Esos son los que son como yo. Vivimos y subsistimos como aferrados a un madero en medio del océano, sólo que nuestro madero se pudre y está lleno de grasa quemada, vísceras añejadas y caucho, y flota gracias a los gases que emite; o se podría decir que vivimos en la isla de la basura, una isla que extiende sus tentáculos a lo largo de todos los orificios y fosas de la ciudad, a la deriva en medio de las corrientes de la vida en el estanque urbano, y mientras vagabundeamos sobre ella la escudriñamos, la arañamos, la herimos, le cortamos pedazos, le arrancamos partes, porque no tenemos alternativa, porque somos los que estamos en la base de la cadena alimenticia humana, que aunque no devoremos los cuerpos de nuestros semejantes, sí los canibalizamos, por lo que podemos decir que la sociedad es una cadena alimenticia, y atrás, debajo, estamos nosotros, los que son como yo, aunque yo estoy más abajo que todos porque yo nací en el fondo. Somos miles, tal vez millones, los que subsistimos gracias a la corriente de la basura que otros prodigan cruelmente a las calles. Escarbamos en los restos, olfateamos la inmundicia, nos cortamos los dedos con las cuchillas de afeitar, nos pinchamos las palmas con las agujas que sirvieron para inyectar una cura o la enfermedad, tanteamos la masa revuelta de la inmundicia a ver si encontramos una migaja que no esté tan mal, a la que le quede un suspiro de frescura o unas cuantas partículas sin corromper.

 

Y yo también tengo mi venganza.
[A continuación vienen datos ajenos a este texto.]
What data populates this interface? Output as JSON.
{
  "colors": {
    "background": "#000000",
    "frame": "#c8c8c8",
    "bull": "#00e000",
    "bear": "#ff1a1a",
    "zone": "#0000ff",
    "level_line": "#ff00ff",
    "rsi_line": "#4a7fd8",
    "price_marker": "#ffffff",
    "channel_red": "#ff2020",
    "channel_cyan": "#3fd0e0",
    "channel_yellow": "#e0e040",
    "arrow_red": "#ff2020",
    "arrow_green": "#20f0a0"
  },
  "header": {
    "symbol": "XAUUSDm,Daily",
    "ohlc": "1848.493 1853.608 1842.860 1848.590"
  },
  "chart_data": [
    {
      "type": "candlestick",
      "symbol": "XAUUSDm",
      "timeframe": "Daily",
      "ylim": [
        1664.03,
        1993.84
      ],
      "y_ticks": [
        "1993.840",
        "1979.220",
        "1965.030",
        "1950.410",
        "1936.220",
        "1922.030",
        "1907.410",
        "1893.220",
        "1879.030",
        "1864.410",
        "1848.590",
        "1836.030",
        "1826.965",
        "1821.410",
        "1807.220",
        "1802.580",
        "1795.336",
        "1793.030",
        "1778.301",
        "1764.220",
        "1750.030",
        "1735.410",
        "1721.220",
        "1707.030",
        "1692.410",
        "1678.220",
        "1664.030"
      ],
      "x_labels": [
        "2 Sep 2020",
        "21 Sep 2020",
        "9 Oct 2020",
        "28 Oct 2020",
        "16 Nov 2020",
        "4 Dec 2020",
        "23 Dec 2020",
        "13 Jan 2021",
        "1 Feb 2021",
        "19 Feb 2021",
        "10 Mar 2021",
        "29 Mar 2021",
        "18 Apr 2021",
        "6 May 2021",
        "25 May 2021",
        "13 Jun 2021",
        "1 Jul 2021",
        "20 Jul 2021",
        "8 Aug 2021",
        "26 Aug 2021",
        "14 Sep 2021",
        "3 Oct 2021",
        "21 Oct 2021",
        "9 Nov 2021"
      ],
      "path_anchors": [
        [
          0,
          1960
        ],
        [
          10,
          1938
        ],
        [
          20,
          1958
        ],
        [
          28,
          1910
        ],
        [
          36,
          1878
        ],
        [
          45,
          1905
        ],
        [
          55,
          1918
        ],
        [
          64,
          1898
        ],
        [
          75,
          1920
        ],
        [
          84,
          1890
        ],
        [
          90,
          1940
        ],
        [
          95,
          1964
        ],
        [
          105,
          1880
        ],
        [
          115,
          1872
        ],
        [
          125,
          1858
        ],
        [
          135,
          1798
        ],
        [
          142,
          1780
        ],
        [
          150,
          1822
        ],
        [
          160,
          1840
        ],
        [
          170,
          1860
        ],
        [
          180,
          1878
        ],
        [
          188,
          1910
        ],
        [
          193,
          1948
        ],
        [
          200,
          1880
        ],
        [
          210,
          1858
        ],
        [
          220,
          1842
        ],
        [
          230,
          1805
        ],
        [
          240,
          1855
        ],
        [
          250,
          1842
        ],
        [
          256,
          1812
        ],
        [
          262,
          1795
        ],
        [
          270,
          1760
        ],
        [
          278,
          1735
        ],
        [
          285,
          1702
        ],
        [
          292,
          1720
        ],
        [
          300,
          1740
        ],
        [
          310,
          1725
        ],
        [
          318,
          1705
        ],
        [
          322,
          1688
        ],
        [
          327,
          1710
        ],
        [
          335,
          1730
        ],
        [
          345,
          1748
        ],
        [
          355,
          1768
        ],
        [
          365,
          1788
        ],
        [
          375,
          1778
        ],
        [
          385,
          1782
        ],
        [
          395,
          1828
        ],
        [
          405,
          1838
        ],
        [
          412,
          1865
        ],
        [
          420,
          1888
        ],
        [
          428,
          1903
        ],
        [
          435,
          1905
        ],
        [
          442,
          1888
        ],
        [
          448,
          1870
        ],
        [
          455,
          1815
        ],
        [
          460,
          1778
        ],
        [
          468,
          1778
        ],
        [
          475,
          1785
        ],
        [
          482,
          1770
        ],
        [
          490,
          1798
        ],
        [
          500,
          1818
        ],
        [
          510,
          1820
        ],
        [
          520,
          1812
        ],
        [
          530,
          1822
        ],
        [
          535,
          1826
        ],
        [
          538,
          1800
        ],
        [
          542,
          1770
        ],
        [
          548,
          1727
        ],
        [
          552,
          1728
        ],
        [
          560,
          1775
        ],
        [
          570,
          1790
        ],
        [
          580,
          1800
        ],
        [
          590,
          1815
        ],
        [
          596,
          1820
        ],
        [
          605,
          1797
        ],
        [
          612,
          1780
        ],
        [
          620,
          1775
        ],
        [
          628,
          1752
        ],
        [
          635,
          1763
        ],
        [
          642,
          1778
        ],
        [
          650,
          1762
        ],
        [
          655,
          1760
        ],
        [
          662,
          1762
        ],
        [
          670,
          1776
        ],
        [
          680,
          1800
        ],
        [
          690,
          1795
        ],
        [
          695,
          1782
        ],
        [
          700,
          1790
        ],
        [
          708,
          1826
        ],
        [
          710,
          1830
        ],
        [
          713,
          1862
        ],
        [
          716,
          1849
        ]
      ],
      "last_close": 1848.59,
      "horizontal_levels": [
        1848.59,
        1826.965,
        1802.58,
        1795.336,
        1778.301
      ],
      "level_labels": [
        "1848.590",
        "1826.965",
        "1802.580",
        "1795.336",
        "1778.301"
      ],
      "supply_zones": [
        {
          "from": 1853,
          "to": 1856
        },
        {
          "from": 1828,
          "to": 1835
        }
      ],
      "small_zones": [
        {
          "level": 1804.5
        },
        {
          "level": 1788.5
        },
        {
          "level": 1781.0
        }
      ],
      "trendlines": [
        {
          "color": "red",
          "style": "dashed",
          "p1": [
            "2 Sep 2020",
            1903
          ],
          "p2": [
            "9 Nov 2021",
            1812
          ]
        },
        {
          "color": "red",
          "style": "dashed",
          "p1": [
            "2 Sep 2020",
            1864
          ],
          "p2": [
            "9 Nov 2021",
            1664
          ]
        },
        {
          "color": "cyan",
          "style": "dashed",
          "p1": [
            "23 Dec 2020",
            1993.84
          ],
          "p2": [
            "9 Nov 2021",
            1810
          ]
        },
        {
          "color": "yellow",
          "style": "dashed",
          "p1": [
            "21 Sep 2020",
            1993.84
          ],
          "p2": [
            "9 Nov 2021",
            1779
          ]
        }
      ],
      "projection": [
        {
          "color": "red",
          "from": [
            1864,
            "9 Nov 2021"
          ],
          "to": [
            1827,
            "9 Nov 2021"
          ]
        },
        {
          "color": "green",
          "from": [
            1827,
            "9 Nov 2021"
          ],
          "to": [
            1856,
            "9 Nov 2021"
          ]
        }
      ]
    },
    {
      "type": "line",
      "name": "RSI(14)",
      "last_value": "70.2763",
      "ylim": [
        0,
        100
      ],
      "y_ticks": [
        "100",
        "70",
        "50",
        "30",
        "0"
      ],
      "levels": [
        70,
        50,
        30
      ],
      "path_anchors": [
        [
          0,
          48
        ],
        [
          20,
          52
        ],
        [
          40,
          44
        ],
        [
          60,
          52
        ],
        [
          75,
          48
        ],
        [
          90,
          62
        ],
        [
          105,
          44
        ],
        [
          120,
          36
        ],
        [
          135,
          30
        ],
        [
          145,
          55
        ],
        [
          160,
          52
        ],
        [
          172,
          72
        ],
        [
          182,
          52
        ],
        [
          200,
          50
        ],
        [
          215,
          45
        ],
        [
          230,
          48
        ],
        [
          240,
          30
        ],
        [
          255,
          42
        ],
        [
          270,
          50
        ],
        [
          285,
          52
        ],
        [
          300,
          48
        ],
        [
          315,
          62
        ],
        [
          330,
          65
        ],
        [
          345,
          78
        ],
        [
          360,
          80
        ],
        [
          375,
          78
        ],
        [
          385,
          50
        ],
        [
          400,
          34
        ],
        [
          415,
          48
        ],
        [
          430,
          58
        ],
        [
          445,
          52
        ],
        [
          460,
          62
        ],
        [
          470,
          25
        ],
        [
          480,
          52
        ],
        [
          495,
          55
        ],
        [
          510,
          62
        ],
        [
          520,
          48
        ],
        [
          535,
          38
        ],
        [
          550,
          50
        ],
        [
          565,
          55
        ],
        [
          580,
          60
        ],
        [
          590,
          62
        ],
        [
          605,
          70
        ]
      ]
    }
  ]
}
A cada corretiada que me pega un celador, o la policía, o un vecino o un transeúnte que quiso a su vez desquitarse conmigo por lo que otro, más arriba que él, le hizo, yo contesto con una determinación más fuerte, más feroz, de introducirme por cualquier rendija, sin importar lo alta que sea la tapia, sin que interese cuántos vigilantes pongan, porque al final siempre lo consigo, después de todo siempre logro meterme, entrar donde no me quieren, ocupar el lugar que nadie más ocupa y que yo tengo que ocupar a como dé lugar, porque todos los días tengo que caer en algún sitio, así no tenga techo, así no me cobije nadie, así no tenga zapatos ni casa, así el firmamento pueda caerse a pedazos.